To obtain convictions, the society had to rely on
the testimony of two turn-coat
informants, both petty criminals
and likely prostitutes, Thomas Newton and Edward Courtney who had already been used as “queer-bait and agents
provocateurs or entrappers.” One
or both of them testified to participating
in sexual acts with all of those
sentenced to hang and others who were sentenced to prison and the pillory.
As
the trial progressed there became some publish
backlash for using the testimony of
such disreputable characters as the sole evidence of actual sodomy. That especially was the case for 43 year old Gabriel Lawrence, a milk peddler and widower with a teenage
daughter who was able to produce many witnesses to his good character and that no one other than Newton and Courtney had
ever been the recipient of any advances.
Lawrence admitted to drinking at Mrs. Claps regularly with a friend, Henry Yoxam the cow keeper who supplied him and several Molly houses with milk, but
adamantly proclaimed his innocence of any indecencies. None the less,
he was sentenced to hang.-
With
outrage for the witch hunt growing,
prosecutors quietly declined to press charges against those who had not already
either bought their way out of trouble or been freed for lack of evidence.
That
did not include Mrs. Clap herself. When
she was finally brought before the bar
she pled innocent to the charge of keeping a disorderly house. She told the jury “I hope it will be consider’d that
I am a Woman, and therefore it cannot be thought that I would ever be concern’d
in such Practices.” She was convicted
anyway and harshly sentenced for the offense—“to stand in the pillory in Smithfield,
to pay a fine of 20 marks, and to
suffer two years’ imprisonment.”
She
never survived to serve her prison sentence.
She was so grievously mistreated
by a mob at the pillory—probably pelted
with stones and beaten with sticks—that she collapsed three times and had to be carried away insensible. She
probably died of her injuries within
hours or days, although no record of her
passing was recorded. She simply vanished to official history.
This
grisly and unfortunate tale is a useful
counter to a somewhat fashionable
claim made by some current historians
that prior to the 20th Century there
was no Gay culture and homosexuality as we understand it did not exist.

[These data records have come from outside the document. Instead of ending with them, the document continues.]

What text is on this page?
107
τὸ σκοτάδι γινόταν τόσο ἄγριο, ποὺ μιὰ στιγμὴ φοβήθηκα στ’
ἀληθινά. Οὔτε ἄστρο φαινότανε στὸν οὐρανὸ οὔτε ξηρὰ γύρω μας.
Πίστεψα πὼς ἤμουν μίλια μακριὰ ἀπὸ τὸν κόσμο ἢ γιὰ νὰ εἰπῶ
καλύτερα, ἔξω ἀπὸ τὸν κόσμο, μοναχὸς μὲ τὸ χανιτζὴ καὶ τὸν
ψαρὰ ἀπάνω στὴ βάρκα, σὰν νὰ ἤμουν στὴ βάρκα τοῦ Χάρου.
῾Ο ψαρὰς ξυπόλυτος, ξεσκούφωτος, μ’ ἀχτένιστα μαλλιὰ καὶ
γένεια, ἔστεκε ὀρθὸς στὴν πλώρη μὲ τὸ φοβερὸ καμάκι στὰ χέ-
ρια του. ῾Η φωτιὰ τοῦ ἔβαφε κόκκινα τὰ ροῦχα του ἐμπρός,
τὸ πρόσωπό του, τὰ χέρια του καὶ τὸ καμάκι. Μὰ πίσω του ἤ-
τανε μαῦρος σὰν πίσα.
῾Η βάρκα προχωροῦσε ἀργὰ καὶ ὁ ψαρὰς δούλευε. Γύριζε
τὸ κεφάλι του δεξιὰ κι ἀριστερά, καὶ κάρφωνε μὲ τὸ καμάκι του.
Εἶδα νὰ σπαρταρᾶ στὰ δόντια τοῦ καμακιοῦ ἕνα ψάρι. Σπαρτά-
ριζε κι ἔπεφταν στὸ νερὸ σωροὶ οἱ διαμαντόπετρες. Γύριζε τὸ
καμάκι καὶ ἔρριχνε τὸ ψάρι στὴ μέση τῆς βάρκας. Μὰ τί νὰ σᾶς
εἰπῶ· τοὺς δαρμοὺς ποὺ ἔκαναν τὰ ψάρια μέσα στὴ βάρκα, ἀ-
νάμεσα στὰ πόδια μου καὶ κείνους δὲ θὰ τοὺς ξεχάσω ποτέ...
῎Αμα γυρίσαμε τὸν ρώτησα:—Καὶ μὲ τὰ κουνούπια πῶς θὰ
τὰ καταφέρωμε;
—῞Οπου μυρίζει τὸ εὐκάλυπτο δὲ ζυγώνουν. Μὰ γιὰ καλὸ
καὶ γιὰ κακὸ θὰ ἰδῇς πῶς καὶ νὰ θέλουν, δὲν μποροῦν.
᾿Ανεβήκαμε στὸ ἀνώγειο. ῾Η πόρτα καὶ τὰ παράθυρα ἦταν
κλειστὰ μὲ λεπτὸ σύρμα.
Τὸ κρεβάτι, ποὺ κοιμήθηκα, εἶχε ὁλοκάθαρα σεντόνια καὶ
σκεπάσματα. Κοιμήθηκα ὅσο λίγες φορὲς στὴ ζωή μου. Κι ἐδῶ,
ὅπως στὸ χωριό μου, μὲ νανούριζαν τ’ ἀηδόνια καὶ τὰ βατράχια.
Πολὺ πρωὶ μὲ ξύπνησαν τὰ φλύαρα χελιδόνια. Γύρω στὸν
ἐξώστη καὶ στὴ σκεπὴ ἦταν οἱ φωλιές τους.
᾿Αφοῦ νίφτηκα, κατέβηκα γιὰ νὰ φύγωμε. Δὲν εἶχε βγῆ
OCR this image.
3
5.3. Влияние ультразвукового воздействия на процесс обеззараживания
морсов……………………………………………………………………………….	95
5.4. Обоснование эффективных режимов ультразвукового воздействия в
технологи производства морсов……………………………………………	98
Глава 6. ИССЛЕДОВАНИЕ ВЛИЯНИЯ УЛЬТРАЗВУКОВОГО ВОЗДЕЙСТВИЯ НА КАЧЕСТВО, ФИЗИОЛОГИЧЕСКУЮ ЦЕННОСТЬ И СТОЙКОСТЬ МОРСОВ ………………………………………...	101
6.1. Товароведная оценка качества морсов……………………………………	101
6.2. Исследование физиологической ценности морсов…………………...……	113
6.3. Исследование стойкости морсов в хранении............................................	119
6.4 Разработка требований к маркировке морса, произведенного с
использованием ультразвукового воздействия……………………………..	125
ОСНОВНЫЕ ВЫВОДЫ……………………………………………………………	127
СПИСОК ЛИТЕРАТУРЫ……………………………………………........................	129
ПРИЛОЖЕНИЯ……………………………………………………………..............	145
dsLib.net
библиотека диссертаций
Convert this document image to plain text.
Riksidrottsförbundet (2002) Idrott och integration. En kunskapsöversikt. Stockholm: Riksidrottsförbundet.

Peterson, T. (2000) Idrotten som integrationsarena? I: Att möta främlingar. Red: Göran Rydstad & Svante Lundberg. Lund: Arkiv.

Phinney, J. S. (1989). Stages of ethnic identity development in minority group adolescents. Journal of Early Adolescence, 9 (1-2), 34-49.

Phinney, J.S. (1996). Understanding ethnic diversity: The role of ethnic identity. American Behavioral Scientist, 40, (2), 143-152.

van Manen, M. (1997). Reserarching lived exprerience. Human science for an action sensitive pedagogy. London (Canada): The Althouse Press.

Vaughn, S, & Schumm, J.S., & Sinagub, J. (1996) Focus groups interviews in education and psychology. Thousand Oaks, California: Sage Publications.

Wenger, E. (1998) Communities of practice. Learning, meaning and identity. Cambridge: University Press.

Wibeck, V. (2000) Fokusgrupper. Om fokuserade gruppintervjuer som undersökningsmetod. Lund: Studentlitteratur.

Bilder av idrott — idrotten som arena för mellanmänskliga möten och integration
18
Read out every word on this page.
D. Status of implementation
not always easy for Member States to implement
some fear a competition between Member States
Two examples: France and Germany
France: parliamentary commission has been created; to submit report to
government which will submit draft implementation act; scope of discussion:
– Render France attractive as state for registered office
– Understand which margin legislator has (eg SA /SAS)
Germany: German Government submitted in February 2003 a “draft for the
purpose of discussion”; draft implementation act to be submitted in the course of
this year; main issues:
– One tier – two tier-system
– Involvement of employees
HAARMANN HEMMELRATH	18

They don’t deny that there were individuals who engaged in
homosexual acts or relationships, but maintain that society viewed them differently
and that so did the individuals whether the acts were suppressed or winked at. But modern observers will quickly note the characteristics
of a well established gay culture in this story—a common code slang, conventions,
safe-space gathering spots, role playing,
and cross dressing. Similar establishments and cultures
established themselves in large urban
centers where there was some sense
of anonymity and a certain critical
mass of population. Like the bathhouses of the ‘60’ and’70’s and the bars, clubs, and discos of
today, the Molly houses thrived in a
culture with a modicum of tolerance and
then became rallying points of
resistance in times of repression.
Poster for the London production of Mother Clap's Molly House by Mark Ravenhill. |
The
story of Mrs. Clap’s Molly house has become foundational to modern
British gay culture. It has been
told and retold in novels, poems, histories and recently in an avant-garde
stage musical, Mother Clap’s Molly House by Mark Ravenhill.